Perrin se giró en la silla para seguir el vuelo del animal hasta que el resplandor del sol naciente lo obligó a apartar la vista.

—Nada que nos concierna —dijo. Si Neald se había equivocado, lo estrangularía.

26

En So Habor

Resultó que Neald, que se había tenido que quedar para mantener el acceso abierto hasta que Kireyin y los ghealdanos hubieran pasado, había situado el agujero en el aire muy próximo al punto previsto. Kireyin y él los alcanzaron a galope justo cuando Perrin coronaba una cima y frenaba al caballo, con la ciudad de So Habor al frente, al otro lado de un pequeño río que salvaba un par de puentes en arco, de madera. Perrin no era militar, pero supo de inmediato la razón de que Masema hubiese dejado en paz ese lugar. Pegada al río, la ciudad contaba con dos macizas murallas de piedra jalonadas de torres, la interior más alta que la exterior. Había un par de barcazas atadas a un largo muelle que se extendía al costado de la muralla pegada al río, de puente a puente, pero las anchas puertas de éstos, reforzadas con hierro y cerradas a cal y canto, parecían ser los únicos accesos en aquel basto muro de piedra gris, rematado en toda su extensión con almenas. Construida para rechazar a codiciosos nobles vecinos, So Habor no habría tenido nada que temer de la chusma del Profeta aunque fueran miles. Cualquiera que quisiera entrar a la fuerza en esa ciudad habría necesitado máquinas de asedio y paciencia, y Masema se sentía más cómodo aterrorizando pueblos y villas que no tuvieran murallas ni defensas.
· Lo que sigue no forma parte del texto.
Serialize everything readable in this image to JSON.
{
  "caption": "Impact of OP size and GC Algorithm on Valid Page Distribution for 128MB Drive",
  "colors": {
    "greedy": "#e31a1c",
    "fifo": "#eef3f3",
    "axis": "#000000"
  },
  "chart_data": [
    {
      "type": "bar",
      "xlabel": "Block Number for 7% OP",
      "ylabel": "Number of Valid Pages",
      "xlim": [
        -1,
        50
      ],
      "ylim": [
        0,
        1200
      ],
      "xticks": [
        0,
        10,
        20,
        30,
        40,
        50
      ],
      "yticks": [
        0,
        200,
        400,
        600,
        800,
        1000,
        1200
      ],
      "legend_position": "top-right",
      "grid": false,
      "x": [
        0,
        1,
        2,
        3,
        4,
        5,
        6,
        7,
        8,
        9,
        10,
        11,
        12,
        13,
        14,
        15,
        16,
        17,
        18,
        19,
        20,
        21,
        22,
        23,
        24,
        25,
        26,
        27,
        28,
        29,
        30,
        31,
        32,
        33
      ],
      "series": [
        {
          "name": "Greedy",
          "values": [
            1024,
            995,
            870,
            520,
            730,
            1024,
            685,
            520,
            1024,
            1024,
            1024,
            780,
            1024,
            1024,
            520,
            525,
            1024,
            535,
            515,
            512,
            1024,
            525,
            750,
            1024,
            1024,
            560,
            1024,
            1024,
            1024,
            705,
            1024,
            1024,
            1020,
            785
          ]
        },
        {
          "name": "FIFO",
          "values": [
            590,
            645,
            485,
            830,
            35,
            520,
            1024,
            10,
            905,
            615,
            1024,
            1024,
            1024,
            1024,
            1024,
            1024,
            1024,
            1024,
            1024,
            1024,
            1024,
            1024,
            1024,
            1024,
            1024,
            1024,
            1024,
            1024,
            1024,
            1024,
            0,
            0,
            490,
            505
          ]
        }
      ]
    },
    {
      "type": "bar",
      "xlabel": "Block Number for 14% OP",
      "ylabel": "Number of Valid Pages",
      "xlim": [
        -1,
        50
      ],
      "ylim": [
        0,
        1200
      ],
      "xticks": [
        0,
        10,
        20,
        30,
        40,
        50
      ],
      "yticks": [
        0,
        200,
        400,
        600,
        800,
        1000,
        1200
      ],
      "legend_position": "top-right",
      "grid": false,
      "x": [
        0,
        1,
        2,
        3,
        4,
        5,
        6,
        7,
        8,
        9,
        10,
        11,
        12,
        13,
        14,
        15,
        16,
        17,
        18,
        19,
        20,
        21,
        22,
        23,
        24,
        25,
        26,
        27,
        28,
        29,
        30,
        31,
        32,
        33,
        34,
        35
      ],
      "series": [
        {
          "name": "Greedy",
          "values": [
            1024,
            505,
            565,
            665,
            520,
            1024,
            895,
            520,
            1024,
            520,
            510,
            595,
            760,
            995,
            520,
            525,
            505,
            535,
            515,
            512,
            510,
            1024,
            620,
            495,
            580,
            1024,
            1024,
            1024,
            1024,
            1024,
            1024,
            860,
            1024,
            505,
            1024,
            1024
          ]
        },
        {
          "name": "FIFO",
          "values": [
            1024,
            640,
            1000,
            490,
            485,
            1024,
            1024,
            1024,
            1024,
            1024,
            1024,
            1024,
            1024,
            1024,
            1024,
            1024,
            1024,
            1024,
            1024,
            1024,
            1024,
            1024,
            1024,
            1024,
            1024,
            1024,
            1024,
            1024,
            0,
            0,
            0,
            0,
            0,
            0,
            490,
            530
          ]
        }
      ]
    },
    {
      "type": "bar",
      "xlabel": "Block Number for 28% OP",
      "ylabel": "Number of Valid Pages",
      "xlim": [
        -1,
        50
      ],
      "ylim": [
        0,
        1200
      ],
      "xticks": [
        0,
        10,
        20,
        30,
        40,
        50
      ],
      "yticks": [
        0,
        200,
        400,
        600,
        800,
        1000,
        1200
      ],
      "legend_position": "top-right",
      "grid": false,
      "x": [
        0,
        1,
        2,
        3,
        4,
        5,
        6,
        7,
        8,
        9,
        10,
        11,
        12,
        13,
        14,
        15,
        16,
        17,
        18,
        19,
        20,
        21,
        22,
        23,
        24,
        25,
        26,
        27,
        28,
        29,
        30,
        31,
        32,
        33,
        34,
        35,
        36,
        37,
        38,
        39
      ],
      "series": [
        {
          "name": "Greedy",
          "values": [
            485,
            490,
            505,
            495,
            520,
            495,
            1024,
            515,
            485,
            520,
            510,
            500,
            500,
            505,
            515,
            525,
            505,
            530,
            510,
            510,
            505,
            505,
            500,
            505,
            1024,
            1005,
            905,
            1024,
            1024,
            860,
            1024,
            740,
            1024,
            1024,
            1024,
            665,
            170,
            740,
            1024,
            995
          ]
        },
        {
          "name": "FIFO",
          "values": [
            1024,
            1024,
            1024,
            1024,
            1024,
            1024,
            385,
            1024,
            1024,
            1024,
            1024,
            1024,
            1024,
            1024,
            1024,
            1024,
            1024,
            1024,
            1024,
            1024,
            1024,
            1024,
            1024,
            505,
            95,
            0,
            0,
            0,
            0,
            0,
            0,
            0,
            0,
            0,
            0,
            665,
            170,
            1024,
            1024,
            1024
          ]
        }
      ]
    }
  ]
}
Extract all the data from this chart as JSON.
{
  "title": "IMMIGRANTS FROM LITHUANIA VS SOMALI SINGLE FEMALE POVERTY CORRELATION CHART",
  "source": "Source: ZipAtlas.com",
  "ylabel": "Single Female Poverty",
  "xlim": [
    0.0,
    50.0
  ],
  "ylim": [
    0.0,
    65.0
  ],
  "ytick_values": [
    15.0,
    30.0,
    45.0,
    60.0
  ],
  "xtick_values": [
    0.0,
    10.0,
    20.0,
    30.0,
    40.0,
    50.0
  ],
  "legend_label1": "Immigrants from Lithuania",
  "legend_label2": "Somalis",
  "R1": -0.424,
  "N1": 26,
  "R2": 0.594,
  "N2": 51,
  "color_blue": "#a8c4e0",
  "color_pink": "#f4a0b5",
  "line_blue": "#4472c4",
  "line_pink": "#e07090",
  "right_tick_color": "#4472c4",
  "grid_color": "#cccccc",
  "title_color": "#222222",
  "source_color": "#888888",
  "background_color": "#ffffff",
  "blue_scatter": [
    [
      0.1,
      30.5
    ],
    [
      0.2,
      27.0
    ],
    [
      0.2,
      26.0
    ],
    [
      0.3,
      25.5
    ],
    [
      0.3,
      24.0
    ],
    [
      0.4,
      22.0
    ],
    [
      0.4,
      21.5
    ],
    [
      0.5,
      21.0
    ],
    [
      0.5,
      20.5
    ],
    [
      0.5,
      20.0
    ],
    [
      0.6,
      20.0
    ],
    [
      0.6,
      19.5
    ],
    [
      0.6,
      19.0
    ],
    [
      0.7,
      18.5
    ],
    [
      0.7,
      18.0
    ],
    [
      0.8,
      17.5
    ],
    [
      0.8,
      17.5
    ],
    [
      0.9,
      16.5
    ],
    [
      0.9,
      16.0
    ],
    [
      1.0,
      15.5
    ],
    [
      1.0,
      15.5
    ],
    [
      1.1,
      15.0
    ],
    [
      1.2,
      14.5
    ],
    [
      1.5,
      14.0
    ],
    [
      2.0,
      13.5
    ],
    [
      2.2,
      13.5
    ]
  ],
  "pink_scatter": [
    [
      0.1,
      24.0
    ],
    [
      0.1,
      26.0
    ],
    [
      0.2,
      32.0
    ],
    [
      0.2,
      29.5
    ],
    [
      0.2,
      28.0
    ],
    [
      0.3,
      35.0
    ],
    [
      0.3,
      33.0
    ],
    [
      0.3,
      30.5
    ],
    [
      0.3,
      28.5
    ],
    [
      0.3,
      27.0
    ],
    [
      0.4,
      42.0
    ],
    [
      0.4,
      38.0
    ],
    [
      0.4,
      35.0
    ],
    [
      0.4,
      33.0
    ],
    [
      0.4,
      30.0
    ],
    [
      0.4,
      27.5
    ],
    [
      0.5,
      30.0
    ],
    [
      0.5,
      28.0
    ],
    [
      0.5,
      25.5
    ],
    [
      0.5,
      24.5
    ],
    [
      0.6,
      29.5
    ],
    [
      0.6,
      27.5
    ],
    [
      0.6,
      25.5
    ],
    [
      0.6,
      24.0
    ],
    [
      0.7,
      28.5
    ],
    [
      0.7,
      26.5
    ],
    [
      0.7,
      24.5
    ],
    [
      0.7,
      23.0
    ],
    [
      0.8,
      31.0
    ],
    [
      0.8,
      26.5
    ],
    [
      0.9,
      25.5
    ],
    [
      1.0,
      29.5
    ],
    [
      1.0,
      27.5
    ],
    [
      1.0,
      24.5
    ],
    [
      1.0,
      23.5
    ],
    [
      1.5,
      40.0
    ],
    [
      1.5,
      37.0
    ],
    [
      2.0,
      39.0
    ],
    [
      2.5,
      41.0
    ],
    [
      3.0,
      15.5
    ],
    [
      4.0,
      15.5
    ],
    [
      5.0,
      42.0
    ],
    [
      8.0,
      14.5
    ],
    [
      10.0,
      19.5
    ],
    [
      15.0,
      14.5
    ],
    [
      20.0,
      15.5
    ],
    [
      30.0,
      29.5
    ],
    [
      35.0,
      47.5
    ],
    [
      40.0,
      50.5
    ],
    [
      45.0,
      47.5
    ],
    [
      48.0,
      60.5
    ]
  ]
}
—Bien, qué alegría ver gente en lo alto de esas murallas —dijo Neald—. Empezaba a pensar que todo el mundo en esta zona estaba muerto y enterrado. —Su tono sólo era jocoso a medias, y su sonrisa parecía forzada.

—Mientras estén vivos para vendernos grano… —murmuró Kireyin con su voz nasal y llena de aburrimiento. Se desabrochó el yelmo plateado con penacho blanco y lo colocó sobre la perilla alta de la silla. Sus ojos pasaron sobre Perrin y se detuvieron brevemente en Berelain antes de girarse hacia las Aes Sedai para dirigirse a ellas en el mismo tono preñado de tedio—. ¿Vamos a quedarnos aquí plantados o seguimos?

Berelain enarcó una ceja en una mirada peligrosa, como habría notado cualquier hombre con dos dedos de frente. Kireyin no lo advirtió.

Perrin sentía el vello de la nuca empezando a ponerse de punta cada dos por tres, tanto más desde que tuvieron la ciudad a la vista. Quizá sólo era por la parte que tenía de lobo y a la que le desagradaban los muros, pero lo dudaba. La gente en lo alto de la muralla los señalaba con el dedo y algunos los observaban a través de visores de lentes. Al menos ésos distinguirían los estandartes con claridad, pero todos verían sin problemas a los soldados, con las cintas de las lanzas ondeando al impulso de la brisa matinal. Y los primeros carros de la hilera que se extendía por la calzada, fuera de su vista. Quizá todos los granjeros se encontraban apiñados en la ciudad.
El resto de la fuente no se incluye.